Hmm, no matter how good the arguments are against health tourists I simply cannot make myself feel anything approaching anger about our money being used to treat foreign babies. If our taxes are going to be 'wasted' on anything I'd quite like it to be this.
It's better than spending our money accidentally bombing them, isn't it?

verytiredmummy · 27/11/2009 12:51

I live in London and had my baby in a huge London teaching hospital. I was in hospital for five days and in that time came across one - just one - midwife who was British. There were a couple of Irish midwives, quite a few eastern Europeans, lots of African and Caribbean women and so on. They were mostly very nice and terribly professional and I dread to think what would have happened if the maternity ward had to rely on British-born midwives.
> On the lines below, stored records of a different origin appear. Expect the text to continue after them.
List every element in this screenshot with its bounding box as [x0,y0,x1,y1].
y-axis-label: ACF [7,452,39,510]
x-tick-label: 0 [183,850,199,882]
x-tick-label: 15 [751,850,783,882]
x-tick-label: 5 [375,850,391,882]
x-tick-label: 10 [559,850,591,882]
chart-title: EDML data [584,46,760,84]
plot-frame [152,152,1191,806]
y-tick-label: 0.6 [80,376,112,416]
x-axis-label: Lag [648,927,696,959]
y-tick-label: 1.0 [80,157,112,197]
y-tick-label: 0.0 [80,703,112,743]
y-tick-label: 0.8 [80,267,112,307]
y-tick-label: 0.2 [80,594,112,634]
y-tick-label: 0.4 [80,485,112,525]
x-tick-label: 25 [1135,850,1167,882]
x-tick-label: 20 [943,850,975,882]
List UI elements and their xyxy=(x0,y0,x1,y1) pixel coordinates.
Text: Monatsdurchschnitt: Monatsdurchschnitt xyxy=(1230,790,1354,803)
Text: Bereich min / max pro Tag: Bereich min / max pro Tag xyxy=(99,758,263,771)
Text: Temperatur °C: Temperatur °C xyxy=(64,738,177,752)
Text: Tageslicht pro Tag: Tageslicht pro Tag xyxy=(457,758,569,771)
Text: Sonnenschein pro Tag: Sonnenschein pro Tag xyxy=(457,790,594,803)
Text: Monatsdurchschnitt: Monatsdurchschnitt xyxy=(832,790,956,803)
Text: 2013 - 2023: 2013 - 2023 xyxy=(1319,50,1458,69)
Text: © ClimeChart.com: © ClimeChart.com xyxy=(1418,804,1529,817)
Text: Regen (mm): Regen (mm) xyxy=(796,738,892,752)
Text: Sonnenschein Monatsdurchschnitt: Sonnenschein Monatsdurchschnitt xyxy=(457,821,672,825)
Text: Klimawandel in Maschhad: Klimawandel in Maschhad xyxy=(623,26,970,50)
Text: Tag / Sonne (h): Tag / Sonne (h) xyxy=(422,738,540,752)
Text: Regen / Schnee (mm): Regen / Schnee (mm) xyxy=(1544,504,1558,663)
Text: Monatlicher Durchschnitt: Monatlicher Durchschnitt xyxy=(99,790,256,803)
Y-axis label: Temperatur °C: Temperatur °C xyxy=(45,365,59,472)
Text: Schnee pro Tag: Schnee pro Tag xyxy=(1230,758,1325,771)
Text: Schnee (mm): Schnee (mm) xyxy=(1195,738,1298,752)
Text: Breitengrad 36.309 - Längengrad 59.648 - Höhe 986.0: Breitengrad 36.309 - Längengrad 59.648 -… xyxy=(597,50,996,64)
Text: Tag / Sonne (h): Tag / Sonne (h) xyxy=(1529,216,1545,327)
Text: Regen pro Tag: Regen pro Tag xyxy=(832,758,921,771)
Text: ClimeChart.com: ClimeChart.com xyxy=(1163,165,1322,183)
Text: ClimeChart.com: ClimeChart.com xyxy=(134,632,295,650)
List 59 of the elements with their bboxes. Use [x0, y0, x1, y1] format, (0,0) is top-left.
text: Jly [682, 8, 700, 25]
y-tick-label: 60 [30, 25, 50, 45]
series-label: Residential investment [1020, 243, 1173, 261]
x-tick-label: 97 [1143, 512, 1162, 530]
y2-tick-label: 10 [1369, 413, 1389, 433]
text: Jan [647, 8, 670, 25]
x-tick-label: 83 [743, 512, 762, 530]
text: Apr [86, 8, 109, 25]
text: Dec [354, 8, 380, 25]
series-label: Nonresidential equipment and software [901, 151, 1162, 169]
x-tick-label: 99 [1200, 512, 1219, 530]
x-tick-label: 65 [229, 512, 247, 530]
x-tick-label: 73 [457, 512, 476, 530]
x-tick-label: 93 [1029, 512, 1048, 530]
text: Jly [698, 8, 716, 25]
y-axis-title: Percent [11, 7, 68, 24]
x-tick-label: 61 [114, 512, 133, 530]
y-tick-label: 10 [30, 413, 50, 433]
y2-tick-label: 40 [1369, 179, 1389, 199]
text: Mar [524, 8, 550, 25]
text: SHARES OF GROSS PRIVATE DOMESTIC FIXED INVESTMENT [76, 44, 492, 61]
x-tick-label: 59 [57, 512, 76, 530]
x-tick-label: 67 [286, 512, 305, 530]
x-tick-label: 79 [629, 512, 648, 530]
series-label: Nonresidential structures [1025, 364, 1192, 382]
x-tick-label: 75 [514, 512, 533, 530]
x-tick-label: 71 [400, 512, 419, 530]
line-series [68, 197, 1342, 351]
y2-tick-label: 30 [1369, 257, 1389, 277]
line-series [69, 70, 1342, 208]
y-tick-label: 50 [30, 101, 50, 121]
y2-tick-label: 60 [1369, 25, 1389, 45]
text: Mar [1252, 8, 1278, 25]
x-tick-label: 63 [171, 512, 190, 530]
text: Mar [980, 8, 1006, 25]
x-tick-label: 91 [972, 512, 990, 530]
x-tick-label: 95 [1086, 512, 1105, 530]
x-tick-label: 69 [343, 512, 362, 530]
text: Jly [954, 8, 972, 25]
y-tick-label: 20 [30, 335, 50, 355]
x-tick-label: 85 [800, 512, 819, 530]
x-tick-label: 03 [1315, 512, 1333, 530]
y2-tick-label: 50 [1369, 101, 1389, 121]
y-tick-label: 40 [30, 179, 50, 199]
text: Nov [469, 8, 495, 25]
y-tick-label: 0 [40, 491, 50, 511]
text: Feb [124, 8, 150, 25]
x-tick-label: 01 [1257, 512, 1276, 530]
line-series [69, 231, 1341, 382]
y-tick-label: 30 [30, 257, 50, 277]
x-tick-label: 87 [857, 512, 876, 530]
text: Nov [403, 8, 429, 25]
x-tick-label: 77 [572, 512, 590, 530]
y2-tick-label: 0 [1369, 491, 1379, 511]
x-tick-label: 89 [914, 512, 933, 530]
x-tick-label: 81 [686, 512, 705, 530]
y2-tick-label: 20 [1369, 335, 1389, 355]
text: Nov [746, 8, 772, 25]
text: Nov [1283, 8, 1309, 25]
I wonder if you did a map of the home countries of the staff at the Chelsea and Westminster, how it would compare. I don't for one minute believe the entire staff of the neonatal unit are British-born...

Kathyis12feethighandbites · 27/11/2009 12:59

well quite Verytiredmummy.
Where I live many of the doctors are foreign-born and very few of the patients.

cakeywakey · 27/11/2009 13:02

Have re-read my post and I actually only have two sisters Point still stands though. And you're right Verytiredmummy, if 'foreigners' aren't to be encouraged in the NHS, there would be very few people working there anyway.

ninedragons · 27/11/2009 13:06

Vile article.

I am a foreign-born British citizenship. I have it by descent, because my Australian grandfather was on holiday in England when WW2 broke out and enlisted in the RAF on the first day because he could fly a plane and was a surgeon. My mother was born there while he, a foreigner, was fighting for Britain. If I'd taken my child to C&W when I lived in London, we would have been included in the DM's pernicious statistics.

Anyone who writes for or reads the Daily Mail is a fucking bigoted cunt.